What we preachers need today is a recovery of the sense of the majesty and the exclusiveness of the Christian faith. Christianity is of God. Its validation does not rest on a nice balancing of social pros and cons. It needs no certification from the world. It is not the world that judges Christianity, but it is Christianity that judges the world, Vienna and Athens included.
3. Inflammation of the Ego
This is the most prolific and the most dangerous disease to which ministers are exposed. Karl R. Stolz, in his Vocational Neuroses of the Minister. has a section on “Egocentricity” in which he laments “the melancholy process of pampering the pastor.” That is indeed something to lament. Watch out for the parishioner who is wont to say, “You look tired, pastor.” However sincere and well-deserved the remark may be, it carries an alarm signal.
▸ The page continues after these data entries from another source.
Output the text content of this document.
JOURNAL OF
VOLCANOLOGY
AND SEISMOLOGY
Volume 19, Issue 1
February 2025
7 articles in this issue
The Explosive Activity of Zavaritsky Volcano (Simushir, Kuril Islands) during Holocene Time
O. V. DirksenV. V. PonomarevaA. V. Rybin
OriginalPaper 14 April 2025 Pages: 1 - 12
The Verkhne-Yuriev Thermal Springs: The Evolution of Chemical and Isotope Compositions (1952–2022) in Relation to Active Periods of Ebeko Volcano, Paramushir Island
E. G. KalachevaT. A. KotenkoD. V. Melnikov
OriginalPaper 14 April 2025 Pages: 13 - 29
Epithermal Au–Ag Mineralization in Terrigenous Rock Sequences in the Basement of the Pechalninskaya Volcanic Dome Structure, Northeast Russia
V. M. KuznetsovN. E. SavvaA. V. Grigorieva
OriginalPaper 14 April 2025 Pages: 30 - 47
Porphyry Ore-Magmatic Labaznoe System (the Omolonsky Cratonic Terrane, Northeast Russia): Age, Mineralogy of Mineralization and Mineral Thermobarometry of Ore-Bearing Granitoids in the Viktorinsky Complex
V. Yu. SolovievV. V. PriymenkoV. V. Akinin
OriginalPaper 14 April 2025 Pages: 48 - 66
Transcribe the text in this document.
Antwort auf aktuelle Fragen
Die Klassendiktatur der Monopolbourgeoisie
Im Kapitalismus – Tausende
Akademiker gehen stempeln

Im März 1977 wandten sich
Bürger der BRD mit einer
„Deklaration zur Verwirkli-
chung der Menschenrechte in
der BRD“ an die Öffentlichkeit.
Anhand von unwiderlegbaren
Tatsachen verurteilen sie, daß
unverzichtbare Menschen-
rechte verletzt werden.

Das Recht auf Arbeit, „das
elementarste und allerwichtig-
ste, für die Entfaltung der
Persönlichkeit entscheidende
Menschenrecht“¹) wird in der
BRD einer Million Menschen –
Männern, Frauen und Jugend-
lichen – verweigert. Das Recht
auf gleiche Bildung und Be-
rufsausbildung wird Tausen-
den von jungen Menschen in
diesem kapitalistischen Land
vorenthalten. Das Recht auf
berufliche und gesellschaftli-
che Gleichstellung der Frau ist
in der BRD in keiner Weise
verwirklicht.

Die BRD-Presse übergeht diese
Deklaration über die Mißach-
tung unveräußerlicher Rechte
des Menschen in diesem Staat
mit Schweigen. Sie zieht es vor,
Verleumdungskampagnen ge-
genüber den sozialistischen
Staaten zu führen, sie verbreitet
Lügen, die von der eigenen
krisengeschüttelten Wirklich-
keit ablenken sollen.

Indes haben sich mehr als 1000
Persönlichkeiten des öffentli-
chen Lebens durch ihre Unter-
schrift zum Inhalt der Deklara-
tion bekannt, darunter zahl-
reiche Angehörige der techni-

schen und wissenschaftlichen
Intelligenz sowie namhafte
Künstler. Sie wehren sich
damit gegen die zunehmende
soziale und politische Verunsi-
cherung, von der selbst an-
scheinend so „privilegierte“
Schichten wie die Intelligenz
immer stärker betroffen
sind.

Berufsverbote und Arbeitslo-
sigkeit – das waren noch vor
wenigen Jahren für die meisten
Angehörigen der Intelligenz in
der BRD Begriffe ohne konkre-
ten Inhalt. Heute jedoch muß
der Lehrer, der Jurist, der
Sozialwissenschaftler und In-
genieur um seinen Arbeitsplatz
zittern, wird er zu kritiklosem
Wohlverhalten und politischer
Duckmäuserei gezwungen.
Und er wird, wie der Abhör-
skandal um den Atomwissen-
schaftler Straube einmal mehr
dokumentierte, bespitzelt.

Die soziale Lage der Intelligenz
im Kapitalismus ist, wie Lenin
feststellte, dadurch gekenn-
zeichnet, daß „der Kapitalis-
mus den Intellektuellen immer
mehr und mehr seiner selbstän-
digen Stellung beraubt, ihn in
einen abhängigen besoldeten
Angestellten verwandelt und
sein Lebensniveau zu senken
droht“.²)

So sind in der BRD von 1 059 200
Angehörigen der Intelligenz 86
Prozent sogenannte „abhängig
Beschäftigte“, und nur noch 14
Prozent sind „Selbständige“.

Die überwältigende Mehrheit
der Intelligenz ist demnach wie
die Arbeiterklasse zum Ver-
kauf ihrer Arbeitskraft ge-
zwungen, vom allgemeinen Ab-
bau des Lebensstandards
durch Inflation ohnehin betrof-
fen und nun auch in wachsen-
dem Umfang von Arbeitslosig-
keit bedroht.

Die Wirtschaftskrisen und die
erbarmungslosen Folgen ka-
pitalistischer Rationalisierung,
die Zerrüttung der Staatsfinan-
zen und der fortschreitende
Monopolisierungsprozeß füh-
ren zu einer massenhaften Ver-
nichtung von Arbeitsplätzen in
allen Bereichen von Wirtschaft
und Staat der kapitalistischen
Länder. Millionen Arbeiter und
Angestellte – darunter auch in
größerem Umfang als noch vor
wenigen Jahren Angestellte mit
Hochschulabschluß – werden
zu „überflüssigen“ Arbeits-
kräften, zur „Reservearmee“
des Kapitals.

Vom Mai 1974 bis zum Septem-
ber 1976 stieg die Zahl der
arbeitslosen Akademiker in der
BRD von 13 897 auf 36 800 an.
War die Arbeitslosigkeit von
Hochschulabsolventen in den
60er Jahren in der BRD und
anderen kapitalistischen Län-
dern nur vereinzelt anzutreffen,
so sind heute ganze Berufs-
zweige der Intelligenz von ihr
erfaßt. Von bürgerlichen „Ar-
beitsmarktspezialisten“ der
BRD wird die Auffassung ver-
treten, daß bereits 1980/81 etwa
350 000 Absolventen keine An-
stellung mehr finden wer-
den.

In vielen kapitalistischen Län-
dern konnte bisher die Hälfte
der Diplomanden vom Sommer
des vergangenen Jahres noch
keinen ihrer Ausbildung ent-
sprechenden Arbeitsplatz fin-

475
An inflamed ego often manifests itself in an intolerant attitude, an indifference to fact, and a disregard for accuracy. William L. Stidger tells of a friend who left the ministry ,and went into business. Some years later Stridger met him and said to him, “Just what advice would you give to ministers after your experience in the business world?” This was the reply: “I had to go into the business world to learn to accept criticism. As a minister I had been catered to, carried around on a golden platter so long, been praised by women so much, that I had come to the place where I felt that I was infallible and that nobody had any right to criticize me; that when they did they were my enemies. But business has taught me better than that. The best friends an executive in business has are the men who are the most severe with him in a board of directors’ meeting. No man in the modern business world can survive who does not have such honest and frank criticism.”
How often a minister’s pride is exposed in the attitude he assumes towards the calls extended to him. I once was neighbor to a clergyman who received several calls during that particular pastorate. He ceremoniously declined them all, stating this as his reason: “My old church still needs me.” Through the years I have often thought of that man and have wondered whether it would not have been more truthful for him to have said, “I still need my old church.”